The code used to read data from the DHT sensor, process it and send it via Bluetooth:

#include "DHT.h"
#define DHTPIN 2 
#define DHTTYPE DHT11 
DHT dht(DHTPIN, DHTTYPE);
void setup() {
 Serial.begin(9600);
 dht.begin();}

void loop()
{ char c; 
if(Serial.available()) 
 { 
 c = Serial.read(); 
 if(c=='t')
 readSensor();
 }}
void readSensor() {
 float h = dht.readHumidity();
 float t = dht.readTemperature();
 if (isnan(h) || isnan(t)) {
 Serial.println("Failed to read from DHT sensor!");
 return;
 }
 float hic = dht.computeHeatIndex(t, h, false);
 Serial.print("Humidity: ");
 Serial.print(h);
 Serial.print(" %\t");
 Serial.print("Temperature: ");
 Serial.print(t);
 Serial.print(" *C ");
 Serial.print("Heat index: ");
 Serial.print(hic);
 Serial.print(" *C ");
}

Developing The Android App

The flow diagram of the Android app is illustrated below,

Flow diagram of the Android app
Flow diagram of the Android app

As this app will be using the onboard Bluetooth adapter, it will have to be mentioned in the Manifest.

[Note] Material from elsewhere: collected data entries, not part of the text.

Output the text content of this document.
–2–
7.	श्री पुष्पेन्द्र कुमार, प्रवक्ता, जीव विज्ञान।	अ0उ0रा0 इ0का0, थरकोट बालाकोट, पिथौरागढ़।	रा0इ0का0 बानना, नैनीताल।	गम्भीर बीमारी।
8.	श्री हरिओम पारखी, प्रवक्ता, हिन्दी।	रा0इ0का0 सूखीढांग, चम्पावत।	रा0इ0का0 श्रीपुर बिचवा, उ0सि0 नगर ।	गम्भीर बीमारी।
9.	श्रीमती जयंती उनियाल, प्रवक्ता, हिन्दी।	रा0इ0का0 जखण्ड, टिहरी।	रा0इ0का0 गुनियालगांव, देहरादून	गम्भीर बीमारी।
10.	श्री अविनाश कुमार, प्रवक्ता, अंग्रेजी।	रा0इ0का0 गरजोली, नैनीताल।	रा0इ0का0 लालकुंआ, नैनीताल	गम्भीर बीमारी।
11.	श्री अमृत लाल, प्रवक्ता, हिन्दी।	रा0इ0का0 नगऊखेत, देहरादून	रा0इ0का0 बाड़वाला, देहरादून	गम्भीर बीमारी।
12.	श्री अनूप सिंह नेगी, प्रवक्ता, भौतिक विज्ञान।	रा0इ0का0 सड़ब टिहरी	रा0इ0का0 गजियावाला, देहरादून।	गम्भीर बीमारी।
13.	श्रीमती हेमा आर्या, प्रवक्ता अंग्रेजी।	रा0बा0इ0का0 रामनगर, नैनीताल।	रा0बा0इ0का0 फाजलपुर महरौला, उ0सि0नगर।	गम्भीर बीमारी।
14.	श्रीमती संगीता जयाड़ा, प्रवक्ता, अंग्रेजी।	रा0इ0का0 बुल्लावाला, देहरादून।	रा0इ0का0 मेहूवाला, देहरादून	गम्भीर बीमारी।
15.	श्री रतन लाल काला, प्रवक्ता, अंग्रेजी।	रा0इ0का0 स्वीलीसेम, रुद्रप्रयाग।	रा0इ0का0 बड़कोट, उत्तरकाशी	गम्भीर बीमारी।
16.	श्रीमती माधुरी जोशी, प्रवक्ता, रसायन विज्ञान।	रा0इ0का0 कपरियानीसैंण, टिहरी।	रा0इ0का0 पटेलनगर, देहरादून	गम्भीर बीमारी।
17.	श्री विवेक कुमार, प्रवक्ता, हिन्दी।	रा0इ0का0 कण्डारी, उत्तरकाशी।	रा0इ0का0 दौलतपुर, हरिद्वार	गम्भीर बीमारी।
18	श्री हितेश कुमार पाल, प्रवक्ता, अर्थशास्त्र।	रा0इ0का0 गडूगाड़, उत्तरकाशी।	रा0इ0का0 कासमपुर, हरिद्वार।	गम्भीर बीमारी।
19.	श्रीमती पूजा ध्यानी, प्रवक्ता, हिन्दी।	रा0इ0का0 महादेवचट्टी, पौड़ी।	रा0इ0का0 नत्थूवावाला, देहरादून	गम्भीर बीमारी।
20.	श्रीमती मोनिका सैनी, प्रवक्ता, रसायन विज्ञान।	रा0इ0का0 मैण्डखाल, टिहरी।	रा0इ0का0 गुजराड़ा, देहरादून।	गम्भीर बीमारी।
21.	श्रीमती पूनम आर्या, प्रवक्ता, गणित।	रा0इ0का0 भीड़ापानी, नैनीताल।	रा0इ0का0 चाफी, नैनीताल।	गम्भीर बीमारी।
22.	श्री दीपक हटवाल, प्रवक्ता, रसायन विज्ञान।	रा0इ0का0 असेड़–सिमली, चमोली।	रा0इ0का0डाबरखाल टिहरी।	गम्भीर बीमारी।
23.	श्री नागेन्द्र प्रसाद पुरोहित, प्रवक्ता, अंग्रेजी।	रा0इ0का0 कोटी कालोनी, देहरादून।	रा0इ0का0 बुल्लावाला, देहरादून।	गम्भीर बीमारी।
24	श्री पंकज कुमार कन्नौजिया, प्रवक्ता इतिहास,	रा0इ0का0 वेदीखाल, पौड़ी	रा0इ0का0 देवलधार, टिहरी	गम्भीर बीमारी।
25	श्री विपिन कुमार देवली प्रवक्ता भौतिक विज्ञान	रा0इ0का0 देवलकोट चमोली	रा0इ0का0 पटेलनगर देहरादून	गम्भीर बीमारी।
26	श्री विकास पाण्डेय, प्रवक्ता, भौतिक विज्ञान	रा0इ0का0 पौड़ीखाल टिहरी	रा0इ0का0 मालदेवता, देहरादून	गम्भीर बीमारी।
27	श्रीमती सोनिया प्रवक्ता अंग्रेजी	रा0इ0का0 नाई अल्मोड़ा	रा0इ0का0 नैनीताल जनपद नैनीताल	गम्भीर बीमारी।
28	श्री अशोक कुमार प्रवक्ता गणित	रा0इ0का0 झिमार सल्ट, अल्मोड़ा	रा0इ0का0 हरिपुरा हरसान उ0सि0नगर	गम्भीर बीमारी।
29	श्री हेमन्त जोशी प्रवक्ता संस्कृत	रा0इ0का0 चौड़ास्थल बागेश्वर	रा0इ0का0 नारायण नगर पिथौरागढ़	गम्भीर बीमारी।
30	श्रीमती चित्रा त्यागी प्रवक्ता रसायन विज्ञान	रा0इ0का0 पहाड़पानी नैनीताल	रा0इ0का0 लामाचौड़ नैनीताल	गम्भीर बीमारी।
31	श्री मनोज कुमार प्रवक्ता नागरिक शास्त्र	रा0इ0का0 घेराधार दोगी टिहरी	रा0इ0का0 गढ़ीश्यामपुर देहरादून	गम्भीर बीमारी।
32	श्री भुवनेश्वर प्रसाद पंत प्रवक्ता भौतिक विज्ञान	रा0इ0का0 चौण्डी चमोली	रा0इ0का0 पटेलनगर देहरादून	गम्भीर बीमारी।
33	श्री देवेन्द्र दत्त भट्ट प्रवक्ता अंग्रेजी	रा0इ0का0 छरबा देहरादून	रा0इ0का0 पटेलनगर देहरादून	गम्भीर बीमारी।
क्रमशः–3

uses-permission android:name="android.permission.BLUETOOTH"

Use the following code to test if Bluetooth adapter is present or not,

BluetoothAdapter bluetoothAdapter=BluetoothAdapter.getDefaultAdapter();
if (bluetoothAdapter == null) {
Toast.makeText(getApplicationContext(),"Device doesnt Support Bluetooth",Toast.LENGTH_SHORT).show();
}

The following part of the code deals with reading the data,

int byteCount = inputStream.available();
 if(byteCount > 0)
 {
 byte[] rawBytes = new byte[byteCount];
 inputStream.read(rawBytes);
 final String string=new String(rawBytes,"UTF-8");
 handler.post(new Runnable() {
 public void run()
 {
 textView.append(string);
 }
 });
 }

To send data, pass the String to the OutputStream.

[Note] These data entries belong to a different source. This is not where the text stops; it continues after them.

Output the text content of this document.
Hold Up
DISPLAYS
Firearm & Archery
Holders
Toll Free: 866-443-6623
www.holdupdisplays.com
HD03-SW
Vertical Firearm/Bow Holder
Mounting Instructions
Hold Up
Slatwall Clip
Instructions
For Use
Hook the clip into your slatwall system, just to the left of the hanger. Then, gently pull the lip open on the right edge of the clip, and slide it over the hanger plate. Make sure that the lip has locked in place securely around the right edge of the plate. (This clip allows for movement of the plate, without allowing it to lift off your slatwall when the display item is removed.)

outputStream.write(string.getBytes());

The complete source code of the Android application can be downloaded from here.

Testing

Power up the Arduino and turn on the Bluetooth from your mobile. Pair with the HC-05 module by providing the correct passcode – 0000 is the default one. Now, when “t” is sent to the Arduino, it replies with the Temperature, Humidity, and Heat Index.